MONTGOMERY — Gov. Kay Ivey has set a time frame for the execution of James Barber, her office announced.
In a letter to Commissioner of the Alabama Department of Corrections John Hamm, Ivey set a 30-hour time frame “beginning at 12:00 a.m. on Thursday, July 20 and expiring 6:00 a.m. on Friday, July 21, 2023.”
Barber will be the first person executed in Alabama since a hold was placed in late November after accusations of botched executions were made.
“The Supreme Court of Alabama has entered an order authorizing you to carry out inmate James Barber’s sentence of death for the capital murder of Dorothy Epps,” she wrote to Hamm. “According, to the Supreme Court’s order, the execution must occur within a time frame to be set by the governor to begin not less than 30 days from May 3, 2023, the date of the order.
“Accordingly, I hereby set set a thirty-hour time frame for the execution to occur beginning at 12:00 a.m. on Thursday, July, 20, 2023 and expiring at 6:00 a.m. on Friday, July 21, 2023.”

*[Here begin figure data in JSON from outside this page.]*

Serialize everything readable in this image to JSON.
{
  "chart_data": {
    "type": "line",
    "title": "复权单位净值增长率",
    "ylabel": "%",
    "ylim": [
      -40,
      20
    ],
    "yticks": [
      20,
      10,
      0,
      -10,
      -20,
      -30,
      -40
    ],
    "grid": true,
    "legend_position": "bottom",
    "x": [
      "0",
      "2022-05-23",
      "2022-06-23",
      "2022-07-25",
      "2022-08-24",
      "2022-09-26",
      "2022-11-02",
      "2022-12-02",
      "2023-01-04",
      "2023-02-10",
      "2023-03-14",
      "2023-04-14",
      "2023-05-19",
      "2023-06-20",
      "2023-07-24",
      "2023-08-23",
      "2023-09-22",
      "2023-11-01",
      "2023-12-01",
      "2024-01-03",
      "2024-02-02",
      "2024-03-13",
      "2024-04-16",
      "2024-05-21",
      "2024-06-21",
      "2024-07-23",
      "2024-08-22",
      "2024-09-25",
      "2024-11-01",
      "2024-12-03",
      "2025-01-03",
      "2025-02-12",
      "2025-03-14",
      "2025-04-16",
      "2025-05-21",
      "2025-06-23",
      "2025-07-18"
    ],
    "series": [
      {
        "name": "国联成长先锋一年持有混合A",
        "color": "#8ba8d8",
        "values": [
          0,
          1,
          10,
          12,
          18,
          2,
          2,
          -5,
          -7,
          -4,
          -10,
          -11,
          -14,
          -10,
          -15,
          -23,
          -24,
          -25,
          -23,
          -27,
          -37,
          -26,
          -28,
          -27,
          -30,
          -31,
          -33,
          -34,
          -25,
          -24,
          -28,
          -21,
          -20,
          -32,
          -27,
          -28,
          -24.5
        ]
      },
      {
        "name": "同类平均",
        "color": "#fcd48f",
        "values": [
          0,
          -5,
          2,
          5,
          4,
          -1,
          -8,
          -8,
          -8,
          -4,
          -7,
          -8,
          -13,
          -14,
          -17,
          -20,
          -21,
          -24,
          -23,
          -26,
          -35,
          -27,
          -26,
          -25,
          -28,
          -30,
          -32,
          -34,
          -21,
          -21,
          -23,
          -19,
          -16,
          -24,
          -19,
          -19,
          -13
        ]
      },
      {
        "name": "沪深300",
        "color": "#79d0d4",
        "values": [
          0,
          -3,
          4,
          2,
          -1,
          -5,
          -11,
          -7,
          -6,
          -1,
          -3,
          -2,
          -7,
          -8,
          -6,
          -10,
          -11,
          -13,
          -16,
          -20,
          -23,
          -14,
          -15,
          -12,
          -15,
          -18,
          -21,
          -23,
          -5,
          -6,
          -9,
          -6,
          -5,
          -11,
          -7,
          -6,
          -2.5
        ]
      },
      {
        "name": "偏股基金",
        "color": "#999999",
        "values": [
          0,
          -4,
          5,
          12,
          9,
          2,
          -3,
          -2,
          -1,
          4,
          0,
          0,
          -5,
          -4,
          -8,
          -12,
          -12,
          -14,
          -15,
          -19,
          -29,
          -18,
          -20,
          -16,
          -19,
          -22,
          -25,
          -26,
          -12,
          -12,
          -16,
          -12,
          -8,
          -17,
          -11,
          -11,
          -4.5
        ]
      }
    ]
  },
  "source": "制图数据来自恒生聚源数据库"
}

Ivey also said she doesn’t foresee granting Barber clemency.
“Although I have no current plans to grant clemency in this case, I retain my authority under the Constitution of the State of Alabama to grant a reprieve or commutation, if necessary, at any time before the execution is carried out,” she wrote
Barber was found guilty of beating and murdering 75-year-old Dorothy Epps of Harvest with a claw hammer and his bare hands in 2001.